"Il risultato è entusiasmante poiché la ricerca della vita extraterrestre potrà disporre di numerosi nuovi strumenti estremamente potenti nei prossimi anni e ciò ci porta a voler comprendere come si formano i pianeti attorno a diversi tipi di stelle", ha detto il professor Jes Kristian Jørgensen, Niels Bohr Institute, Università di Copenaghen, capo del progetto.

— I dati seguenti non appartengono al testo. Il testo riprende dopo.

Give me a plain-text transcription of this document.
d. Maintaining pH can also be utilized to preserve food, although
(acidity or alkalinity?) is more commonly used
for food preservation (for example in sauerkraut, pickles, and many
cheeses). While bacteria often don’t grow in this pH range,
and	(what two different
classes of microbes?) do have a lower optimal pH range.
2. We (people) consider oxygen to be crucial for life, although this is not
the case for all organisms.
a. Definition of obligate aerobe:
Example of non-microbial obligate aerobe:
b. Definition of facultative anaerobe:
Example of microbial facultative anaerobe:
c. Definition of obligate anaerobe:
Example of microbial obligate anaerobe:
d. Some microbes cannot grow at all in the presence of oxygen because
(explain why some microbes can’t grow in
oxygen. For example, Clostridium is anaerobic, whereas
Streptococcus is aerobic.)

Lo studio, che ha coinvolto anche astronomi di Taiwan e degli Stati Uniti, è stato pubblicato sulla rivista Nature.
Tra ALMA e il computer
La nuova scoperta si basa sulle osservazioni dai telescopi ALMA (Atacama Large Millimeter/submillimeter Array) in Cile di una giovane stella binaria a circa 1.000 anni luce dalla Terra. Quest'ultima appartiene a un sistema stellare doppio, NGC 1333-IRAS2A, che è circondato da un disco costituito da gas e polvere.
NGC 1333-IRAS2A è ancora troppo giovane per aver formato pianeti ma le osservazioni hanno fornito un'istantanea sul grado di evoluzione del sistema che il team ha integrato con simulazioni al computer guardando nel passato e nel futuro.

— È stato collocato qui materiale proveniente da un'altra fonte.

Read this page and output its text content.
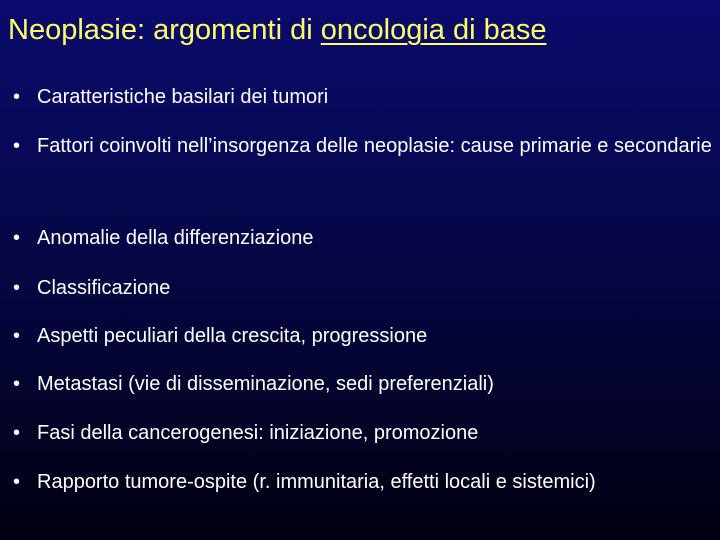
Neoplasie: argomenti di oncologia di base
• Caratteristiche basilari dei tumori
• Fattori coinvolti nell’insorgenza delle neoplasie: cause primarie e secondarie
• Anomalie della differenziazione
• Classificazione
• Aspetti peculiari della crescita, progressione
• Metastasi (vie di disseminazione, sedi preferenziali)
• Fasi della cancerogenesi: iniziazione, promozione
• Rapporto tumore-ospite (r. immunitaria, effetti locali e sistemici)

"Le osservazioni ci consentono di ingrandire le stelle e studiare come la polvere e il gas si muovono verso il disco. Le simulazioni ci dicono quale fisica è in gioco e come le stelle si sono evolute fino all'istantanea che abbiamo osservato e la loro evoluzione futura ", ha spiegato Rajika L. Kuruwita, Niels Bohr Institute, secondo autore dell'articolo Nature.
I dati hanno mostrato che il movimento di gas e polvere non segue uno schema continuo. In alcuni momenti, in genere per periodi relativamente brevi da dieci a cento anni ogni mille anni, il movimento diventa molto forte. La stella binaria diventa da dieci a cento volte più luminosa, finché non torna al suo stato regolare. Presumibilmente, il modello ciclico può essere spiegato dallo status di dualità del sistema.
Le due stelle, infatti, orbitano una attorno all'altra a determinati intervalli e quindi, la loro gravità congiunta influenza il gas circostante e il disco di polvere facendo ricadere enormi quantità di materiale su di esse. Questo fenomeno causa un riscaldamento che, a sua volta, può innescare improvvisi brillamenti. "Queste esplosioni fanno a pezzi il disco di gas e polvere. E, mentre il disco si accumula di nuovo, le esplosioni possono ancora influenzare la struttura del successivo sistema planetario", ha detto Kuruwita.
E poi arrivano le comete
"È probabile che le comete svolgano un ruolo chiave nella creazione di possibilità per l'evoluzione della vita. Le comete hanno spesso un alto contenuto di ghiaccio con presenza di molecole organiche. Si può ben immaginare che le molecole organiche rimangano conservate nelle comete fino all'incontro con un pianeta sterile e che i successivi impatti possano introdurre le molecole sulla superficie del pianeta", ha detto Jes Kristian Jørgensen.
Comprendere il ruolo dei brillamenti è importante in questo contesto:
"Il riscaldamento causato dalle esplosioni attiverà l'evaporazione dei granelli di polvere e del ghiaccio che li circonda. E ciò potrebbe alterare la composizione chimica del materiale da cui si formano i pianeti".
"Le lunghezze d'onda coperte da ALMA ci consentono di vedere molecole organiche piuttosto complesse, quindi molecole con 9-12 atomi e contenenti carbonio. Tali molecole possono essere elementi costitutivi per molecole più complesse che sono fondamentali per la vita come la conosciamo".
Presto, il nuovo James Webb Space Telescope (JWST) si unirà alla ricerca della vita extraterrestre. Verso la fine del decennio, il JWST sarà integrato dall'ELT (European Large Telescope) e dal potentissimo SKA (Square Kilometer Array), entrambi previsti per iniziare le attività nel 2027. L'ELT con il suo specchio da 39 metri sarà il più grande telescopio nel mondo e osserverà le condizioni atmosferiche degli esopianeti. SKA sarà composto da migliaia di telescopi in Sud Africa e in Australia che lavoreranno in coordinamento a lunghezze d'onda più lunghe di ALMA.